Ca. 1500 Jahre alte Petroglyphen und der Arm eines Schauspielers
Was ist Ihr Traumberuf jetzt?
„Alles Wichtige und Praktische über Kommunikation habe ich von einem Schauspieler gelernt. Machen Sie das bitte auch mit meinen Leuten.“ Das sagte mir mal ein britischer Teamleiter im Briefing. Es ging um hochkarätige internationale Spezialist*innen in einem Logistik-Unternehmen, die als interdisziplinäres Team zukunftsfähig gemacht werden sollten.
Solche Aufgeschlossenheit und Neugierde für Artfremdes, die Freude am Entdecken, am Wagnis, neu zu lernen, beobachte ich auch im Moment wieder.
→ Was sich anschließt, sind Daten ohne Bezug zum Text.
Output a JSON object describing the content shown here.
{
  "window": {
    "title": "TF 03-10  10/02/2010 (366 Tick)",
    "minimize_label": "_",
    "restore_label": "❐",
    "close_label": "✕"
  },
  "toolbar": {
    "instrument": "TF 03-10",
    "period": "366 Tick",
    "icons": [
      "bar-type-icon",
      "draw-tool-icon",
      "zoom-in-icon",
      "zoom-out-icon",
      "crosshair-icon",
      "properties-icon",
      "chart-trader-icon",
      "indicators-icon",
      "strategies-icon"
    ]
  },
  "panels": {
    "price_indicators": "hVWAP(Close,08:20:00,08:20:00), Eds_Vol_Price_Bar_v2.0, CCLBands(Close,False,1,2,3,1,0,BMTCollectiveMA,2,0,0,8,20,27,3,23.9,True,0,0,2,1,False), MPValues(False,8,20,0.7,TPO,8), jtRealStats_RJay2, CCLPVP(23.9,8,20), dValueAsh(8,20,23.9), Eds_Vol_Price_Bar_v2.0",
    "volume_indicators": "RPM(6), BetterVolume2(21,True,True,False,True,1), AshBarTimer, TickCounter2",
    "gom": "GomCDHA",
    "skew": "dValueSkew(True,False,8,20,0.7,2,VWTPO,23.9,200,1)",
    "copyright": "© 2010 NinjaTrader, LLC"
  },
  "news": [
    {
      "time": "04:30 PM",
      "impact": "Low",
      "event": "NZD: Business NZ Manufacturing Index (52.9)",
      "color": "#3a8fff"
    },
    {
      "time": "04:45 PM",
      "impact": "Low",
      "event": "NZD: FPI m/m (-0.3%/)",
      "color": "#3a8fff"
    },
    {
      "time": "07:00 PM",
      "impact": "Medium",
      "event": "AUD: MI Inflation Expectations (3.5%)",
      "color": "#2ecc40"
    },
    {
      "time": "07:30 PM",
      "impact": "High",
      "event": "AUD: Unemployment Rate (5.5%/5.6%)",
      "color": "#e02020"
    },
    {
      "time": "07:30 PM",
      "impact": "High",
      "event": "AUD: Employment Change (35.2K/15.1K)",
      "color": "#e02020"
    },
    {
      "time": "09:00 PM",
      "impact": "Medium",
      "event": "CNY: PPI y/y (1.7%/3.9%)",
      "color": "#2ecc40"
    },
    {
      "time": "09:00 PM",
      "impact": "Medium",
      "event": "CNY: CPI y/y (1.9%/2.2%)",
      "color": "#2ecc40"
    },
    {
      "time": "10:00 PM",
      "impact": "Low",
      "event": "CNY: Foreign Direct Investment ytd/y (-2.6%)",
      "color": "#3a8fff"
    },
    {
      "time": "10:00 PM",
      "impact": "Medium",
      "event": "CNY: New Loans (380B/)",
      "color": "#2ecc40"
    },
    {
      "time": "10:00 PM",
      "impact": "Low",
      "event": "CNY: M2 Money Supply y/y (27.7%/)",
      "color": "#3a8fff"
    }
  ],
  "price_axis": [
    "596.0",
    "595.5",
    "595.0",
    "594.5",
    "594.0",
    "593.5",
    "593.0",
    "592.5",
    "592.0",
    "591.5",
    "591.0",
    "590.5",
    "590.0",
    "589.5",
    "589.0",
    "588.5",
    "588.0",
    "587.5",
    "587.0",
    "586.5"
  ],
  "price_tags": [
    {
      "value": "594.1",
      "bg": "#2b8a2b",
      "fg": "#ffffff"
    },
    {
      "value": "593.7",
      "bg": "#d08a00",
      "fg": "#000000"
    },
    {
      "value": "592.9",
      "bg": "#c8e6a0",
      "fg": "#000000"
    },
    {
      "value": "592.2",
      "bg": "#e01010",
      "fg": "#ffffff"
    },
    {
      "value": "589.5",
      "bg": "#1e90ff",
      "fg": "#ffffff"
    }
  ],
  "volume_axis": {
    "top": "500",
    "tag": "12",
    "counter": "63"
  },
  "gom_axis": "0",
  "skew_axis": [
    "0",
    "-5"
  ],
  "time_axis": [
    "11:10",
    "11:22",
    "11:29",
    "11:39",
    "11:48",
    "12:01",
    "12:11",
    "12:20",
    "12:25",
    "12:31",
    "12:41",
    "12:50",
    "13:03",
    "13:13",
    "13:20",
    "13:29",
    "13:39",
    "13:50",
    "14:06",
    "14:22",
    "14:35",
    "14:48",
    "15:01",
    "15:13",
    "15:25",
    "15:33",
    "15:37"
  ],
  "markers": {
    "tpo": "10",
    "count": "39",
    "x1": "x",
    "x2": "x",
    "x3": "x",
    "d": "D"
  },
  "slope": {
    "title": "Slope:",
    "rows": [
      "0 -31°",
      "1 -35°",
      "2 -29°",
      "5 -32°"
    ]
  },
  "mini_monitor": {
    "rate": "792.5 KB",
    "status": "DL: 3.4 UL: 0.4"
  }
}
Bei Leuten, die, auch wenn der Horizont noch voll garstiger undefinierbarer Herausforderungen ist, sich entscheiden, glücklich zu sein. Manche sind dabei in aller Welt und dem Kosmos unterwegs, andere gestalten ihr nächstes Umfeld nach ihren Möglichkeiten für jetzt und morgen. Egal, ob an ihnen ein Löwendompteur, Schauspieler oder eine Indianerprinzessin verloren gegangen ist.